Erica Brumage has been directing commercials for eighteen years. Previously a dancer and choreographer with one of South Africa’s leading ballet companies, she created and directed a number of works for the stage including contemporary adaptations of classics such as Euripides’ Medea and Buchner’s Woyzeck.
After making a short film based on “The Suit”, by Can Themba, she began directing television commercials. Her first commercial won her a prestigious New York Gold Award, and she has since directed spots for some of the world’s leading advertising agencies (Saatchi & Saatchi, BHH London etc). She is represented for commercials by Groundglass in South Africa and Giraldi in New York.
Erica’s theatre background and passionate love of film inform her intelligent and sensitive style, which encompasses evocative sweeping landscapes and intimate and tender performance pieces with graceful ease. Equally at home with cutting-edge styling or tongue-in-cheek humour, her work cannot be defined as a particular genre – rather she is able to intuitively identify and then build on the essential character of each brand, bringing something unique to each script and treatment.
Alongside her commercials commitments she is currently developing a number of long form projects including a television documentary series, a feature film and a multi-disciplinary theatre production.

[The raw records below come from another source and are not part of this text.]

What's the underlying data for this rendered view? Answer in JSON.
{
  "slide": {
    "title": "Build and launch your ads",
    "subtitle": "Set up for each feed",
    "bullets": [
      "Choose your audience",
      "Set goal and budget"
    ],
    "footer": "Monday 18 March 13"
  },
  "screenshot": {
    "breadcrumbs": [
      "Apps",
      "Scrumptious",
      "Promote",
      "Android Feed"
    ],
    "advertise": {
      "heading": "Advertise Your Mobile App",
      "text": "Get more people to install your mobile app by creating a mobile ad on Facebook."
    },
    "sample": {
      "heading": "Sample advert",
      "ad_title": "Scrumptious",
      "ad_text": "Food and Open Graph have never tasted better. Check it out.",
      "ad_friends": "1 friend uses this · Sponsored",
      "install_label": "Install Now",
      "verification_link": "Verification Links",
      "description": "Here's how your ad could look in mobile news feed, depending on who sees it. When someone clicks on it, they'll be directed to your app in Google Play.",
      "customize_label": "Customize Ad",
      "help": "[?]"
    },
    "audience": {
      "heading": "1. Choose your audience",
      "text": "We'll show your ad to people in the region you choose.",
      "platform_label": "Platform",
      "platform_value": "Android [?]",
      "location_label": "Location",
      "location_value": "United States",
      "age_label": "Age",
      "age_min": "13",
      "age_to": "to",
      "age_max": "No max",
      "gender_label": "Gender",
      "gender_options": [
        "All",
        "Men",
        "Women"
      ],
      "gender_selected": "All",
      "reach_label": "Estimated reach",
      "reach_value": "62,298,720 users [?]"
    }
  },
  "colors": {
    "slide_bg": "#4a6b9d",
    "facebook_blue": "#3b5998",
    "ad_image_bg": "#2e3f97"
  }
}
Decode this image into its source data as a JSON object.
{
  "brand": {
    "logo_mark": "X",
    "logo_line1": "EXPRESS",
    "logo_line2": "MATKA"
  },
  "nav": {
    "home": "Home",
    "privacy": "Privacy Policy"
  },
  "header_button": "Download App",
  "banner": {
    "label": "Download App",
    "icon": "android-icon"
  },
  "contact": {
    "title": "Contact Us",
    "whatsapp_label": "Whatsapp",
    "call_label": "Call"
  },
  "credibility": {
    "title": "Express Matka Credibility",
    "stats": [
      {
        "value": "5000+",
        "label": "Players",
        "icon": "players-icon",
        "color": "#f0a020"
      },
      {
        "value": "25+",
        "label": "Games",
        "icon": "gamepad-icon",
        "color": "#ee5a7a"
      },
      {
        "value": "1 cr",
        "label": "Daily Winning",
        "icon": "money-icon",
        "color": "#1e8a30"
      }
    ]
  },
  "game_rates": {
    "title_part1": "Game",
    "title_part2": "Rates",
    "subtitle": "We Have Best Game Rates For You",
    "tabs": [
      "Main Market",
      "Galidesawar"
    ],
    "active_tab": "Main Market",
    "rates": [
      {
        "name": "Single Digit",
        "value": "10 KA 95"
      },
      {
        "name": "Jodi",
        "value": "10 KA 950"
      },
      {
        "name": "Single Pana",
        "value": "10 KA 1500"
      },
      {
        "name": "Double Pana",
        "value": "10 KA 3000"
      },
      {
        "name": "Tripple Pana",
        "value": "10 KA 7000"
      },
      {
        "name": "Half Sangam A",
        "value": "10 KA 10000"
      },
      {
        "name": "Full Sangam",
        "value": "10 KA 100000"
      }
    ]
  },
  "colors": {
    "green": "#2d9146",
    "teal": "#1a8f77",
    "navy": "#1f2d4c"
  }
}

To gracefully wrap up our Top3Tuesday feature series for 2016, we caught up with the multi-talented film director and indulged in cinematic banter while finding out about her interests and inspirations.
3Let the Right One In
I’m never inclined to watch horror films, least of all vampire movies, so my choice of this film is a measure of how impressive I found it and how long it has stayed with me. Tomas Alfredson’s beautifully crafted 2008 film “Let the Right One In”, in which a young boy who is bullied at school becomes friends with a vampire who protects him, is for me a film where form and function are perfectly aligned. The exquisite cinematography is also rich in metaphorical meaning, creating remarkably layered nuances and subtle emphasis through the position and movement of elements within the frame.
The usual inevitable violence of a vampire movie is present and yet elegantly communicated by Alfredson’s brilliantly mastery of the power of the point of view, with some of the most gruesome moments shot in coolly detached, remote wides and often simply forming a narrative background to the tender eloquence of the two young protagonists. Its gorgeous Cold War – Scandinavian aesthetic is never self-conscious or intrusive, but gives the film a fine visual texture and colour palette which underlines the emotion and is deeply satisfying to watch. Quietly paced, brilliantly lensed, with understated and pitch-perfect performances especially from its young actors, it’s truly a cinematic joy.
I’m a huge fan of Goya, especially of the satirical social commentary of his later work with its rich human insights. If there was one painting in the world I could choose to own, it would be this one, and it’s difficult to explain why I find it so profoundly moving. Perhaps it’s simply because the dog, so very alone, seems to be waiting and hoping with such trusting and poignant determination for something – a beloved master? divine intervention? that we know will never come. Even the legendary art critic Robert Hughes said “We do not know what it means, but its pathos moves us on a level below narrative”.
Its composition is so contemporary, the mood so delicately balanced between hope and hopelessness; in an arrangement of simple shapes and muted colours it somehow manages to encapsulate, with exquisite economy, the futility of belief.
The enigma of the narrative is frustratingly hypnotic. What is the dog looking at? Why do we only see its head at the bottom of the frame with the great weight of the emptiness of the sky above? What happened before and after this moment and why did Goya choose to capture it? It’s as if perhaps if one were to look for long enough the action would continue, and the answer would reveal itself.
I was lucky enough to see it at the Prado, where its curator Manuela Mena once claimed that there is not a single contemporary painter in the world that does not pray in front of The Dog, and Spanish painter Antonio Saura thought The Dog “the world’s most beautiful picture”.
1Stainless Steel Aloe Beakers
I’ve always loved stainless steel as a material and my favourite design era is the 60’s. I bought a set of these Aloe beakers at a Mid-Century Modern store many years ago because they made me so shamelessly nostalgic for my childhood – they reminded me of the Highveld ranch style house where I grew up with its bagged brickwork, batiks and slasto paving, and of ice cold cool drinks in crisp metal beakers on hot summer afternoons. The owner of the store saw I was smitten and quickly upped the price – they were so expensive I had to buy them slowly one at a time! I love their simple lines and graphic detail, their heaviness and beautiful craftsmanship, and I’ve never seen any others like them. Aloe was just a simple old-fashioned South African brand in those days but I love them more than my cherished “designer” classics, and if my house was ever burning down I’d rescue them first along with my photographs…. and of course Goya’s Dog!